Participants in the 2019 Joint Science and Technology Institute (JSTI), a two-week residential program that exposes high school students to scientific research, visited UD in August to learn about 3D Printing, composite materials, robotics and more.

The students were hosted by Thomas Lum, Electronics Lab Supervisor in the Department of Electrical and Computer Engineering and Larry (LJ) R. Holmes, Jr., Assistant Director for Digital Design and Additive Manufacturing at the University of Delaware Center for Composite Materials. Students hailed from different states and some are from military families stationed abroad.

Students learned about manufacturing and programming robots and spent two weeks with the iSuite in Evans Hall as their home base. The iSuite features a makerspace equipped with 3D printers so that students can conceive, design, prototype and test their ideas and systems.

students learning about robots

In phase one, students assembled electronics kits that include communication, control and power hardware. Electronics assembly included wiring and soldering. Then the students use 3D printing to fabricate the body and structure of the robots. Students completed phase one by combining the electronics with the 3D printed structures.

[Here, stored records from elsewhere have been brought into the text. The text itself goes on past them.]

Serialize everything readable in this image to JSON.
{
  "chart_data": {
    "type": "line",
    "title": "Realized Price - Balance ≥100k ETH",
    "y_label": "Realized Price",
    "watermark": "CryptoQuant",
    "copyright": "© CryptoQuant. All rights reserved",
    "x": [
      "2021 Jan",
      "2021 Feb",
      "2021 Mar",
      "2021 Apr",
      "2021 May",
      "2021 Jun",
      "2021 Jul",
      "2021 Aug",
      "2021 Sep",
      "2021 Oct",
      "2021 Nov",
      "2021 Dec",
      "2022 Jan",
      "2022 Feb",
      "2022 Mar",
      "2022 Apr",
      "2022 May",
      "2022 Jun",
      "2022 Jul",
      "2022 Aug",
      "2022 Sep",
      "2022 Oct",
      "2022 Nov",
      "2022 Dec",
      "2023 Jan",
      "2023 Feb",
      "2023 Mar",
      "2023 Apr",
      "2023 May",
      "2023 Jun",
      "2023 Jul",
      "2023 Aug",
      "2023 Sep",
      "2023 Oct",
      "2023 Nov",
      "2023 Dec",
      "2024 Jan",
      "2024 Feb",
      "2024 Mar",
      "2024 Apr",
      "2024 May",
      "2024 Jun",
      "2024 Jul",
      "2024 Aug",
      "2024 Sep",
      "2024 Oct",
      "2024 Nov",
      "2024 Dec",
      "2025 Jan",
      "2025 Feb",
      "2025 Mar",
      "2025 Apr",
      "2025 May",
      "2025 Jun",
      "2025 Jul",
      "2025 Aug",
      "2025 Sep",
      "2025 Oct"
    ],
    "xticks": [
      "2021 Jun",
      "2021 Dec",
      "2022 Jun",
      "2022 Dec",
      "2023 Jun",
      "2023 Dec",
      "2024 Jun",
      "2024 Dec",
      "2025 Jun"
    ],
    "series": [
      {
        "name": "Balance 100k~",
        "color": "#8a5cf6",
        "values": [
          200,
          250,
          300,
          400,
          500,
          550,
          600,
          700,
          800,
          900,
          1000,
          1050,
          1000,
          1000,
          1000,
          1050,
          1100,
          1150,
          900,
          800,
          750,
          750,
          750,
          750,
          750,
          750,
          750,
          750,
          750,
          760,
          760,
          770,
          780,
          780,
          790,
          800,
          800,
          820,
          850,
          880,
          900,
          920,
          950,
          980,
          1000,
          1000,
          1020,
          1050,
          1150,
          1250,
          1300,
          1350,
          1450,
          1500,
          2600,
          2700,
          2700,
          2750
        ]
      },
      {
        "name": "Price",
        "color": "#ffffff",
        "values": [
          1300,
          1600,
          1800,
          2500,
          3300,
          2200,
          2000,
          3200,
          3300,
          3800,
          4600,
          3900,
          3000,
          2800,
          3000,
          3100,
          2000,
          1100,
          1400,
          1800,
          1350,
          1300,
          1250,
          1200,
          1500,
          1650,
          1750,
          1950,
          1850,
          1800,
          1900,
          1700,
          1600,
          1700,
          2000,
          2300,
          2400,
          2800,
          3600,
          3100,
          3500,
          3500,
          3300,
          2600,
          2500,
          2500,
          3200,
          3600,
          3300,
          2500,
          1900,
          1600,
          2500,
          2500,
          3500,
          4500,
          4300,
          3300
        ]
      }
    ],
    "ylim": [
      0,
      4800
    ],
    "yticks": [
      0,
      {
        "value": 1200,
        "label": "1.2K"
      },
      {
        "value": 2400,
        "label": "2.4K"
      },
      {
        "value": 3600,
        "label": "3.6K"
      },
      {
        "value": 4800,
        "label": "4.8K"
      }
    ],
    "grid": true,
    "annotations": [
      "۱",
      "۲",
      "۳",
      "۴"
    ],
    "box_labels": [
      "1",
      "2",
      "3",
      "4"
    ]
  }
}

In phase two, the students loaded pre-recorded programs onto the robots, which made them sing and dance. Once comfortable with the programming software, the students then wrote their own code to control the robots. To end phase two, the students again used 3D printing to customize their robots. For example, some made hats, glasses, or masks.

students with robots

In phase three of the program, the students further modified their robots by adding arms and programming the robots to do some task. In this case, the robots will walk to an object, pick it up and move it to a desired location.

Elementary school students participating in UD’s K-12 Engineering Outreach’s Younger Engineers camp visited with the high school students to learn about their experiences.

“This is what it is all about,” said Michael Vaughan, associate dean for engineering undergraduate education. “These are the kind of experiences that can literally change the lives and aspirations of young learners. There is no better place than UD Engineering, with its vast technological resources and expertise, to introduce and reinforce the unlimited possibilities of a science, technology, engineering and mathematics (STEM) education … to young people who are looking to find their place in our increasingly high-tech world.”